The Cleveland School of Cannabis has been planning for approval, which Kevin Greene, the school’s vice president, said is necessary to get workers ready for what’s expected to be a need.

For example, he said, a cultivator that has to raise production would need additional workers, “so we have to be a bit ahead” of them “because they will need people to hire.

“So it’s going to take six to eight months for people to get educated and ready to go, so we need to have people ready to be in the marketplace,” Greene said. That includes people to work in all aspects of the industry, from cultivation to dispensary sales.
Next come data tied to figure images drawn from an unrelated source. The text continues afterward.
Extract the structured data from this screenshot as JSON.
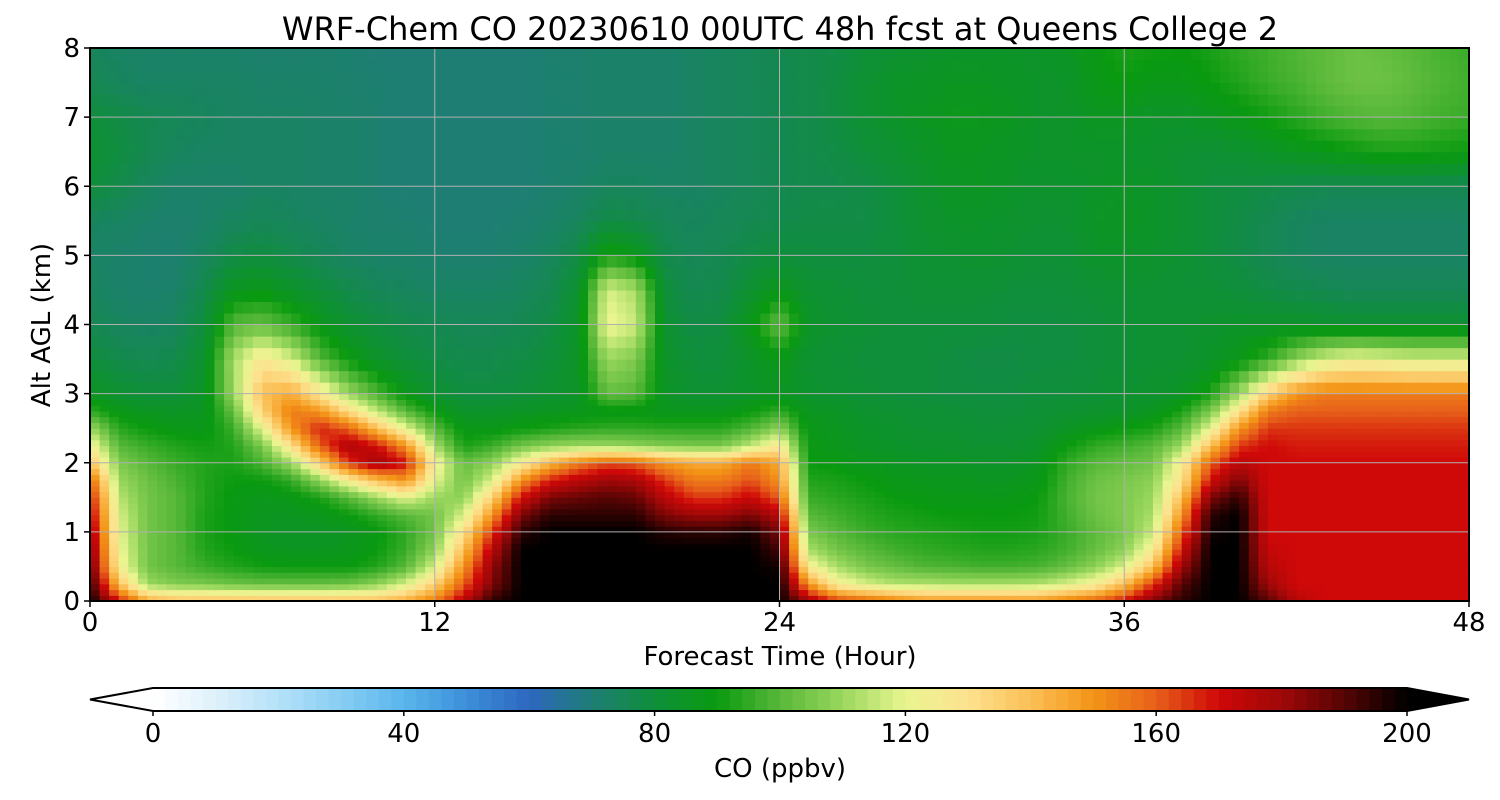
{
  "chart_data": {
    "type": "heatmap",
    "title": "WRF-Chem CO  20230610 00UTC 48h fcst at Queens College 2",
    "xlabel": "Forecast Time (Hour)",
    "ylabel": "Alt AGL (km)",
    "xlim": [
      0,
      48
    ],
    "ylim": [
      0,
      8
    ],
    "xticks": [
      0,
      12,
      24,
      36,
      48
    ],
    "yticks": [
      0,
      1,
      2,
      3,
      4,
      5,
      6,
      7,
      8
    ],
    "grid": true,
    "colorbar": {
      "label": "CO  (ppbv)",
      "range": [
        0,
        200
      ],
      "ticks": [
        0,
        40,
        80,
        120,
        160,
        200
      ],
      "extend": "both",
      "colors": [
        "#ffffff",
        "#dff1fb",
        "#b5e1f8",
        "#87cdf3",
        "#5ab6ec",
        "#3c8fd9",
        "#2e67bf",
        "#1e7e74",
        "#0f8f3a",
        "#0a9a10",
        "#58b839",
        "#9ad75e",
        "#e9f590",
        "#fde28f",
        "#fbbf55",
        "#f39417",
        "#e7601a",
        "#cf0808",
        "#9f0808",
        "#560404",
        "#000000"
      ]
    },
    "x": [
      0,
      1,
      2,
      3,
      4,
      5,
      6,
      7,
      8,
      9,
      10,
      11,
      12,
      13,
      14,
      15,
      16,
      17,
      18,
      19,
      20,
      21,
      22,
      23,
      24,
      25,
      26,
      27,
      28,
      29,
      30,
      31,
      32,
      33,
      34,
      35,
      36,
      37,
      38,
      39,
      40,
      41,
      42,
      43,
      44,
      45,
      46,
      47,
      48
    ],
    "y": [
      0,
      0.25,
      0.5,
      0.75,
      1,
      1.25,
      1.5,
      1.75,
      2,
      2.25,
      2.5,
      2.75,
      3,
      3.5,
      4,
      4.5,
      5,
      5.5,
      6,
      6.5,
      7,
      7.5,
      8
    ],
    "z_rows_by_altitude": [
      [
        200,
        170,
        145,
        140,
        140,
        140,
        140,
        140,
        140,
        140,
        140,
        145,
        155,
        175,
        195,
        200,
        200,
        200,
        200,
        200,
        200,
        200,
        200,
        200,
        200,
        180,
        165,
        160,
        155,
        150,
        150,
        150,
        150,
        150,
        155,
        160,
        170,
        185,
        195,
        200,
        200,
        190,
        175,
        170,
        170,
        170,
        170,
        170,
        170
      ],
      [
        195,
        140,
        110,
        106,
        105,
        103,
        102,
        102,
        102,
        103,
        108,
        118,
        135,
        160,
        185,
        200,
        200,
        200,
        200,
        200,
        200,
        200,
        200,
        200,
        200,
        150,
        125,
        118,
        113,
        113,
        112,
        112,
        112,
        113,
        118,
        125,
        140,
        165,
        190,
        200,
        200,
        180,
        170,
        170,
        170,
        170,
        170,
        170,
        170
      ],
      [
        190,
        125,
        104,
        100,
        96,
        93,
        91,
        90,
        90,
        90,
        93,
        100,
        118,
        150,
        182,
        200,
        200,
        200,
        200,
        200,
        200,
        200,
        200,
        200,
        198,
        125,
        112,
        105,
        102,
        99,
        98,
        97,
        97,
        98,
        102,
        108,
        118,
        140,
        180,
        200,
        200,
        175,
        170,
        170,
        170,
        170,
        170,
        170,
        170
      ],
      [
        185,
        122,
        104,
        100,
        93,
        90,
        87,
        86,
        86,
        87,
        90,
        96,
        108,
        140,
        175,
        200,
        200,
        200,
        200,
        200,
        200,
        200,
        200,
        200,
        192,
        112,
        104,
        100,
        97,
        95,
        94,
        93,
        93,
        94,
        97,
        102,
        108,
        125,
        170,
        200,
        200,
        172,
        170,
        170,
        170,
        170,
        170,
        170,
        170
      ],
      [
        180,
        120,
        104,
        100,
        92,
        89,
        86,
        85,
        85,
        86,
        89,
        95,
        104,
        130,
        165,
        195,
        200,
        200,
        200,
        200,
        196,
        195,
        195,
        198,
        185,
        105,
        100,
        96,
        94,
        93,
        92,
        91,
        91,
        92,
        96,
        101,
        105,
        116,
        160,
        198,
        200,
        170,
        170,
        170,
        170,
        170,
        170,
        170,
        170
      ],
      [
        175,
        118,
        104,
        100,
        92,
        89,
        86,
        86,
        87,
        90,
        95,
        100,
        104,
        118,
        150,
        185,
        195,
        195,
        195,
        195,
        185,
        180,
        180,
        185,
        175,
        100,
        97,
        94,
        92,
        91,
        90,
        90,
        90,
        91,
        97,
        103,
        106,
        112,
        150,
        195,
        200,
        170,
        170,
        170,
        170,
        170,
        170,
        170,
        170
      ],
      [
        170,
        114,
        104,
        100,
        93,
        89,
        87,
        88,
        92,
        100,
        110,
        120,
        110,
        108,
        135,
        170,
        185,
        188,
        190,
        188,
        175,
        165,
        165,
        172,
        160,
        96,
        94,
        92,
        90,
        89,
        88,
        88,
        88,
        90,
        98,
        104,
        106,
        110,
        140,
        185,
        195,
        170,
        170,
        170,
        170,
        170,
        170,
        170,
        170
      ],
      [
        160,
        110,
        103,
        98,
        93,
        90,
        90,
        95,
        108,
        125,
        140,
        150,
        120,
        104,
        118,
        150,
        168,
        175,
        180,
        178,
        165,
        155,
        155,
        162,
        150,
        93,
        92,
        90,
        88,
        87,
        87,
        86,
        86,
        88,
        97,
        103,
        105,
        108,
        130,
        170,
        185,
        170,
        170,
        170,
        170,
        170,
        170,
        170,
        170
      ],
      [
        140,
        106,
        100,
        96,
        93,
        92,
        98,
        110,
        135,
        165,
        180,
        170,
        125,
        102,
        108,
        125,
        142,
        155,
        162,
        160,
        150,
        145,
        145,
        155,
        145,
        90,
        89,
        87,
        86,
        85,
        85,
        84,
        84,
        86,
        95,
        100,
        102,
        104,
        125,
        160,
        175,
        170,
        170,
        170,
        170,
        170,
        170,
        170,
        170
      ],
      [
        125,
        100,
        96,
        93,
        91,
        93,
        105,
        130,
        160,
        178,
        170,
        150,
        112,
        92,
        96,
        104,
        108,
        110,
        110,
        108,
        106,
        105,
        105,
        115,
        128,
        89,
        87,
        85,
        84,
        83,
        83,
        82,
        82,
        84,
        90,
        95,
        97,
        100,
        110,
        140,
        165,
        170,
        168,
        168,
        168,
        168,
        168,
        168,
        168
      ],
      [
        110,
        94,
        90,
        88,
        88,
        96,
        120,
        150,
        168,
        160,
        140,
        120,
        100,
        88,
        88,
        90,
        92,
        94,
        95,
        95,
        94,
        94,
        94,
        99,
        108,
        88,
        86,
        84,
        83,
        82,
        82,
        81,
        81,
        82,
        85,
        88,
        90,
        92,
        100,
        120,
        150,
        165,
        165,
        165,
        165,
        165,
        165,
        165,
        165
      ],
      [
        95,
        88,
        86,
        85,
        86,
        102,
        135,
        155,
        150,
        132,
        115,
        100,
        90,
        84,
        84,
        85,
        86,
        87,
        88,
        88,
        87,
        87,
        87,
        90,
        95,
        86,
        85,
        83,
        82,
        81,
        81,
        80,
        80,
        81,
        82,
        83,
        84,
        86,
        92,
        105,
        130,
        155,
        160,
        160,
        160,
        160,
        160,
        160,
        160
      ],
      [
        86,
        82,
        80,
        80,
        85,
        110,
        140,
        145,
        128,
        110,
        98,
        88,
        82,
        79,
        79,
        80,
        82,
        84,
        102,
        100,
        85,
        82,
        82,
        84,
        86,
        83,
        82,
        81,
        80,
        80,
        79,
        79,
        79,
        80,
        80,
        81,
        82,
        83,
        85,
        92,
        110,
        135,
        150,
        155,
        155,
        155,
        155,
        155,
        155
      ],
      [
        80,
        77,
        76,
        77,
        83,
        112,
        128,
        118,
        100,
        90,
        84,
        80,
        78,
        77,
        77,
        78,
        80,
        85,
        110,
        106,
        84,
        80,
        80,
        84,
        88,
        82,
        81,
        80,
        80,
        80,
        79,
        78,
        78,
        79,
        79,
        80,
        81,
        82,
        82,
        84,
        88,
        95,
        108,
        118,
        122,
        120,
        118,
        118,
        118
      ],
      [
        76,
        74,
        73,
        74,
        80,
        100,
        102,
        96,
        88,
        82,
        79,
        77,
        76,
        75,
        75,
        76,
        78,
        84,
        122,
        116,
        82,
        78,
        79,
        88,
        102,
        84,
        82,
        81,
        80,
        80,
        80,
        80,
        79,
        79,
        79,
        80,
        81,
        82,
        82,
        83,
        84,
        84,
        84,
        83,
        82,
        82,
        82,
        82,
        82
      ],
      [
        74,
        72,
        71,
        72,
        77,
        86,
        88,
        84,
        80,
        77,
        75,
        74,
        73,
        73,
        73,
        74,
        76,
        82,
        118,
        112,
        80,
        76,
        77,
        82,
        88,
        82,
        81,
        80,
        80,
        81,
        81,
        81,
        80,
        80,
        80,
        81,
        82,
        82,
        81,
        81,
        80,
        78,
        77,
        76,
        75,
        75,
        75,
        75,
        75
      ],
      [
        73,
        72,
        71,
        71,
        74,
        78,
        79,
        77,
        75,
        73,
        72,
        72,
        71,
        71,
        71,
        72,
        74,
        78,
        92,
        88,
        77,
        75,
        76,
        78,
        80,
        79,
        79,
        79,
        80,
        82,
        82,
        83,
        82,
        81,
        81,
        84,
        84,
        83,
        82,
        80,
        78,
        76,
        74,
        73,
        73,
        73,
        73,
        73,
        73
      ],
      [
        74,
        73,
        72,
        71,
        72,
        74,
        75,
        74,
        73,
        72,
        71,
        71,
        70,
        70,
        70,
        71,
        72,
        74,
        78,
        77,
        75,
        74,
        75,
        76,
        77,
        78,
        78,
        78,
        80,
        82,
        84,
        84,
        83,
        82,
        82,
        85,
        86,
        84,
        82,
        80,
        78,
        76,
        74,
        73,
        73,
        73,
        73,
        73,
        73
      ],
      [
        80,
        77,
        74,
        72,
        72,
        72,
        73,
        73,
        72,
        72,
        71,
        70,
        70,
        70,
        70,
        70,
        71,
        72,
        74,
        74,
        73,
        73,
        74,
        75,
        76,
        77,
        77,
        78,
        80,
        83,
        85,
        86,
        84,
        83,
        83,
        84,
        85,
        84,
        82,
        80,
        79,
        78,
        77,
        76,
        76,
        76,
        76,
        76,
        76
      ],
      [
        82,
        79,
        76,
        74,
        73,
        73,
        73,
        73,
        72,
        72,
        71,
        70,
        70,
        70,
        70,
        70,
        71,
        71,
        72,
        72,
        72,
        73,
        74,
        75,
        76,
        77,
        78,
        80,
        82,
        84,
        86,
        86,
        85,
        84,
        84,
        84,
        84,
        83,
        82,
        81,
        82,
        84,
        86,
        88,
        90,
        92,
        92,
        91,
        90
      ],
      [
        80,
        78,
        76,
        75,
        74,
        73,
        73,
        73,
        72,
        72,
        71,
        70,
        70,
        70,
        70,
        70,
        71,
        71,
        72,
        72,
        72,
        73,
        74,
        75,
        76,
        77,
        79,
        82,
        84,
        86,
        87,
        87,
        86,
        84,
        84,
        86,
        86,
        84,
        84,
        86,
        88,
        91,
        94,
        97,
        99,
        100,
        99,
        97,
        96
      ],
      [
        76,
        74,
        73,
        73,
        73,
        73,
        72,
        72,
        72,
        71,
        71,
        70,
        70,
        70,
        70,
        70,
        71,
        71,
        72,
        72,
        72,
        73,
        74,
        75,
        76,
        77,
        79,
        82,
        84,
        85,
        86,
        86,
        85,
        84,
        84,
        88,
        90,
        88,
        88,
        90,
        93,
        96,
        98,
        101,
        103,
        103,
        101,
        99,
        97
      ],
      [
        74,
        73,
        72,
        72,
        72,
        72,
        71,
        71,
        71,
        71,
        70,
        70,
        70,
        70,
        70,
        70,
        71,
        71,
        72,
        72,
        72,
        73,
        74,
        75,
        76,
        77,
        78,
        80,
        82,
        83,
        84,
        84,
        84,
        84,
        85,
        89,
        92,
        91,
        90,
        92,
        95,
        97,
        99,
        101,
        103,
        102,
        100,
        98,
        96
      ]
    ]
  }
}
The school offers a variety of programs, from cannabis horticulture, extraction and dispensary courses, as well as courses in CBD and hemp. Upon completion, job placement assistance will be available.

The courses are 150 hours each, and the school has an executive program that contains a combination of core classes from across the various courses that is 300 hours.

“Our education is the foundational education for you to work in the cannabis industry. That is cultivation. That is extraction. That is dispensary operations. That is hemp / CBD. That is the endocannabinoid system and the research studies,” Green said.

“That does not change once our laws change. What will open up to the marketplace is more individuals who will have access to cannabis without having to go through a medical professional to get a medical card to access cannabis.”

The school already has a presence in the Valley. It’s been a partner with United Returning Citizens in Youngstown, a nonprofit organization that helps formerly incarcerated citizens reenter society, to help people enroll and graduate from the school to find work in the medical marijuana industry.